En 1978, cuando tenía 15 años, Mary Vincent fue asaltada por un hombre que le había ofrecido llevarla en su coche cuando hacía autostop. Aquel hombre la agredió, la violó, le cortó los brazos con un hacha y la arrojó por un terraplén dándola por muerta. Cuando recuperó la consciencia, Mary trepó por el terraplén, se llenó las heridas de barro para detener la hemorragia y caminó durante casi cinco kilómetros hasta encontrar ayuda. En el hospital insistió en ayudar a la policía a hacer un retrato robot de su agresor antes de ser sedada. Con el tiempo se convertiría en artista y activista en defensa de las víctimas de crímenes violentos.



El disco debut de la banda Metallica Kill 'Em All (1983) se iba a llamar originalmente Metal Up Your Ass, con una portada que representaba una mano armada con una daga saliendo de un retrete, pero su discográfica, Megaforce Records, les pidió que lo cambiaran porque consideraban que un título y una portada tan ofensivos perjudicarían su carrera comercial.



El Inazawa Bowling Centre, en la ciudad japonesa de Inazawa, es la bolera más grande del mundo, con un total de 116 calles que pueden acoger a la vez a 696 jugadores.

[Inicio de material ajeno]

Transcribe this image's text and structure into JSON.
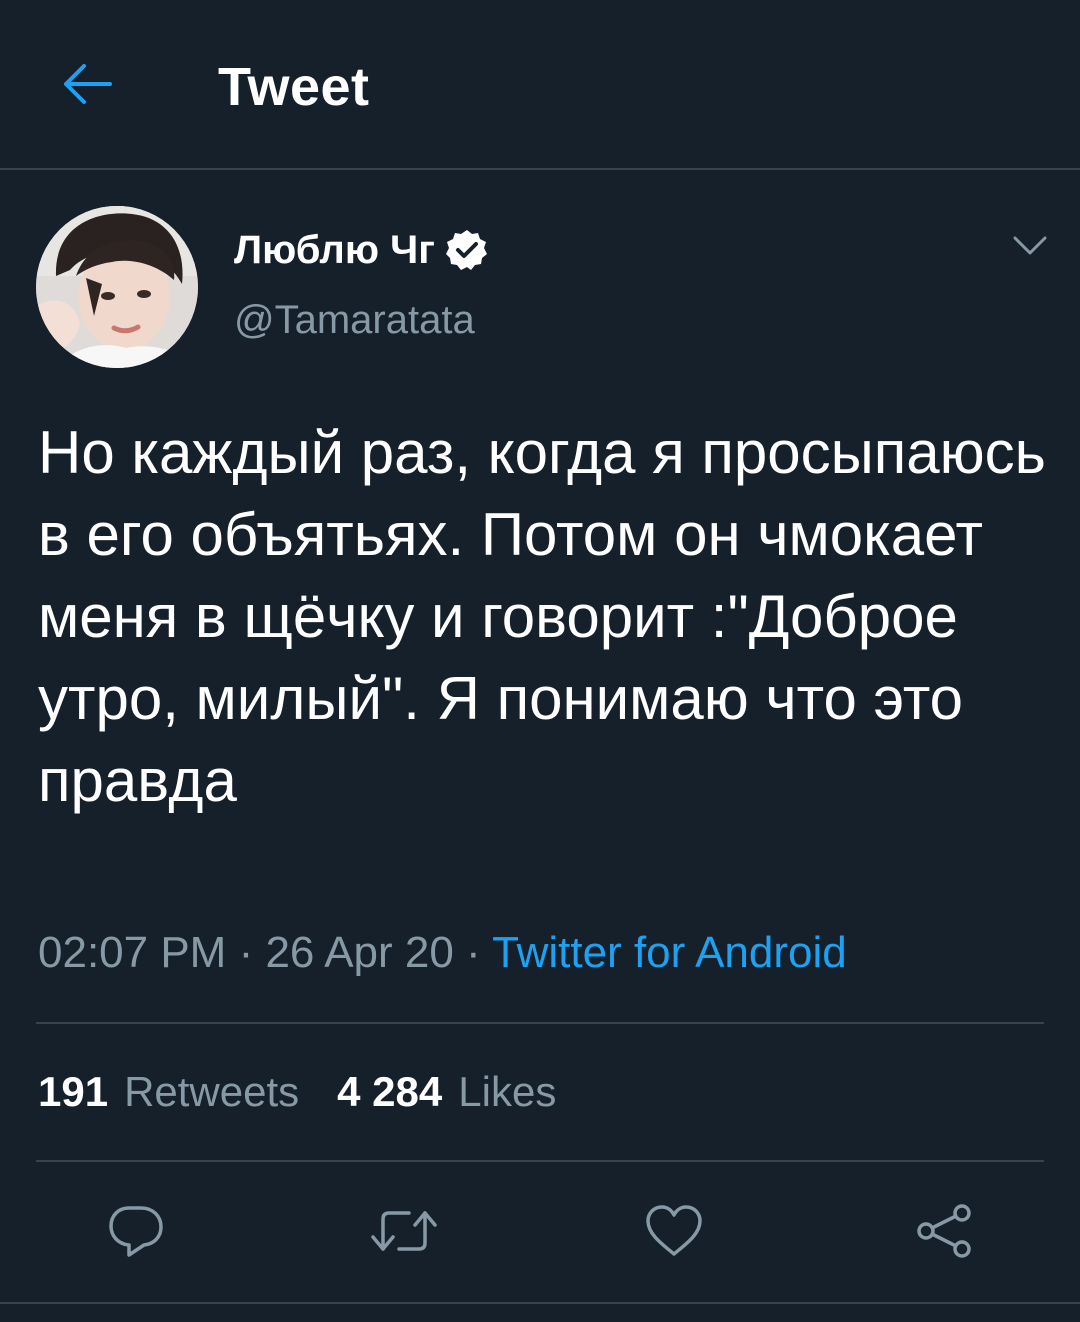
{
  "header": {
    "title": "Tweet",
    "back_icon": "arrow-left-icon",
    "accent_color": "#1da1f2"
  },
  "author": {
    "name": "Люблю Чг",
    "handle": "@Tamaratata",
    "verified": true
  },
  "tweet": {
    "text": "Но каждый раз, когда я просыпаюсь в его объятьях. Потом он чмокает меня в щёчку и говорит :\"Доброе утро, милый\". Я понимаю что это правда",
    "time": "02:07 PM",
    "separator": " · ",
    "date": "26 Apr 20",
    "source": "Twitter for Android"
  },
  "stats": {
    "retweets_count": "191",
    "retweets_label": "Retweets",
    "likes_count": "4 284",
    "likes_label": "Likes"
  },
  "actions": [
    "reply-icon",
    "retweet-icon",
    "like-icon",
    "share-icon"
  ],
  "colors": {
    "background": "#15202b",
    "secondary_text": "#8899a6",
    "divider": "#38444d",
    "link": "#1da1f2"
  }
}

El llamado Rollo de Cobre de Qumrán es una lámina de cobre encontrada en 1952 en el mismo grupo de cuevas en el que se hallaron los famosos Manuscritos del Mar Muerto. En él figura una lista de sesenta y cuatro localizaciones del desierto de Israel, en sesenta y tres de las cuales se afirma que hay ocultas grandes cantidades de oro y plata. También menciona un segundo documento, con la misma lista de lugares pero con detalles más precisos. Está escrito en una variedad arcaica del idioma hebreo, y tiene numerosos errores ortográficos; se cree que la persona que lo copió no conocía el idioma en el que está escrito, quizá para mantener el secreto sobre su contenido. Nunca se ha hallado ninguno de los tesoros que en él se mencionan, y algunos expertos consideran que probablemente nunca existieron; de ser reales, su valor se calcula como mínimo en mil millones de dólares.



Los llamados knocker-up eran personas que, a cambio de una pequeña cantidad, generalmente pagada cada semana, se encargaban de despertar a la gente para que pudieran llegar a tiempo a sus trabajos. Fueron comunes en Inglaterra, Irlanda, los Países Bajos y algunos países más, desde el inicio de la Revolución Industrial (a finales del siglo XVIII), especialmente en las grandes ciudades industriales. En algunos lugares de Inglaterra no desaparecieron hasta la década de 1970.



La pareja más alta de la que jamás haya habido noticia fue la formada por el estadounidense Martin Van Buren Bates (1837-1919), que medía 2'36 metros, y la canadiense Anna Haining Swan (1846-1888), que medía 2'41 metros. Ambos contrajeron matrimonio en 1871, y tuvieron dos hijos: una niña que pesó al nacer más de ocho kilos, y un niño que pesó diez kilos. Desgraciadamente, ambos murieron al poco de nacer.